Rider Students "Collaborate and Innovate" with the Pros for Upcoming Dance Program
Watching a dance performance is a transporting experience for me. I am captivated by the mixture of music and movement, lighting and costumes, and the way it all blends together to create something that is worlds away from everyday life.
I really love it.
So, you can imagine how happy I was to be asked to cover the upcoming program “Rider Dances 2015: Collaborate and Innovate,” presented by Westminster College of the Arts of Rider University.
In her program notes, artistic director Kim Chandler Vaccaro explains how this year’s appropriately-titled program “celebrates unique combinations of faculty from both campuses, choreographers joining their talents, and students working with students and dancers with visual artists”.
And so it does.
“We have so many talented people involved with this,” Vaccaro said. “Ashley Alverez is a junior Dance major who stepped up when needed to help choreograph. Jen Gladney is a former Rider student who graduated in 2006 but has stayed on and created several works for us.”
“Our lighting director, Todd Lloyd, was trained as an actor,” she continued, “and he has a great sense of drama.”
“We are also thrilled to be able to work with people outside the Rider community,” said Vaccaro, “like visual artist Eva Flatscher, choreographers Ted Thomas and Frances Ortiz of Thomas/Ortiz Dance and Laney Engelhard, as well as composer Luis Andrei Cobo. These interactions provide a real-life experience for our students,” Vaccaro said, “and inspire them to work at a high level.”
“And then,” Vaccaro said, after a pause, “there is ‘Nightmoves’, a ballet that was created just for us.”
This original piece was written by Ron Hemmel, a Rider professor of music and composition, and is interpreted by dance artist Dawn Cargiulo Berman with Kim Vaccaro.
“The concept for this piece of music has been in my head a couple of decades,” Hemmel told me. “And I’ve known Kim (Vaccaro) for several years. I thought it would be fun to work with her on this.”
It was then up to Dawn Cargiulo Berman to put movement to the music.
I asked her if she had an idea what Hemmel was going for in the piece. “I knew very little,” she said, “but I talked to the dancers, which is what I always do first.”
Berman doesn’t discuss technique or staging, but instead tries to discover what is going on in each dancer’s life.
“The conversations tend to start out conservatively,” she said, “but the more I stick to it, the more likely it is that people will share.”

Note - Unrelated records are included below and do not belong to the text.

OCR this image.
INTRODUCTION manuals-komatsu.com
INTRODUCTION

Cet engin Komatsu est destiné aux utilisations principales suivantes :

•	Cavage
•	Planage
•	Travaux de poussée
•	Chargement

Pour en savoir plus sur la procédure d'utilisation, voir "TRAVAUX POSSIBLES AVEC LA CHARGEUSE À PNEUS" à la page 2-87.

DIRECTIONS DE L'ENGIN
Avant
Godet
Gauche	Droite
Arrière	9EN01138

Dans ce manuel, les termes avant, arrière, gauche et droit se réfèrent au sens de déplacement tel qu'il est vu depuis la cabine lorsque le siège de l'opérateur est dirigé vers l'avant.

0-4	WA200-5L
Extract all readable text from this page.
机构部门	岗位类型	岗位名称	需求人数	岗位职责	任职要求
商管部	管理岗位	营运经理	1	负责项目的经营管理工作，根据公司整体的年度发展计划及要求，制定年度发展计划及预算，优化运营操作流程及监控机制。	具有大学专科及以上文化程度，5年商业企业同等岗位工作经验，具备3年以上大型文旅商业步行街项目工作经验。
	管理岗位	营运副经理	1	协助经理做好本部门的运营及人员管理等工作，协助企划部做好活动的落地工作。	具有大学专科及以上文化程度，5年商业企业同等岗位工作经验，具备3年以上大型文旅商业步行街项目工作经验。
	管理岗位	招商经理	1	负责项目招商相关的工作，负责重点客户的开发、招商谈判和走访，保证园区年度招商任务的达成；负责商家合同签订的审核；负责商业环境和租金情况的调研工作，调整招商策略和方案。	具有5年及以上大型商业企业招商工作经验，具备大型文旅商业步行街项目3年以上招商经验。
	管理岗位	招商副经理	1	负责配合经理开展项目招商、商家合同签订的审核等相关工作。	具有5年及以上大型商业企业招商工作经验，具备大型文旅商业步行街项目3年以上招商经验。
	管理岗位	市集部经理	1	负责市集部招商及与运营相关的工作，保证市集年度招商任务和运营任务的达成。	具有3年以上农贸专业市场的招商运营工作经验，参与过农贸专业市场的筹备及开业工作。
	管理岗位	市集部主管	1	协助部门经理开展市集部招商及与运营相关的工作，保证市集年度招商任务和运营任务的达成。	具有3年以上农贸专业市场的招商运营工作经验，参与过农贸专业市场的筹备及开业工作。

The exercise isn’t meant as invasive, but is a way for Berman to relate to her dancers and to learn what she can do to help them move in a more authentic way.
Several things came out of the conversation Berman had before getting to work on “Nightmoves.” “There was a generalized feeling of anxiety, of being emotionally overwhelmed,” she said, “and we talked about how people act when there is something heavy going on and they don’t know how to express it.”
Using this insight as a basis, Berman constructed the four movements to loosely correspond to the seasons. “Spring starts out cold, you pass by people, but you’re in your own world. In summer, there is lightness. It’s almost like a dream. In fall, the transition begins. Real relationships start to develop. There are many layers. And in the last section, the dancers return to the beginning – they are again moving by others, but they are more ready to reach out and share.”
This kind of collaboration is at the very heart of what makes Rider Dances, and the performing arts program at the university, so special.
Dance was originally part of the university’s Fine Arts Department. But a reorganization that joined WestminsterChoirCollege with Rider created the WestminsterCollege of the Arts, and within that structure are departments devoted to music, theater and dance.
“The theater department was growing, too,” Vaccaro told me, “and many on staff believed it was important for the actors to have access to dance training.”
A partnership with nearby Princeton Ballet School was forged, and movement classes for theater students became a reality.
Now, 10+ years later, the university offers students a full range of the arts. And opportunities to see performances like Rider Dances are also abundant.
“It is a very rich program,” Vaccaro says. “If you wanted to, you could attend something at Rider any time between September and May. You don’t have to go anywhere else.”
Enjoy "Rider Dances 2015: Collaborate and Innovate" on Saturday, March 7 at 7:30 p.m. and Sunday, March 8 at 2:00 p.m. at the Bart Luedeke Center Theater, Rider University in Lawrenceville, NJ.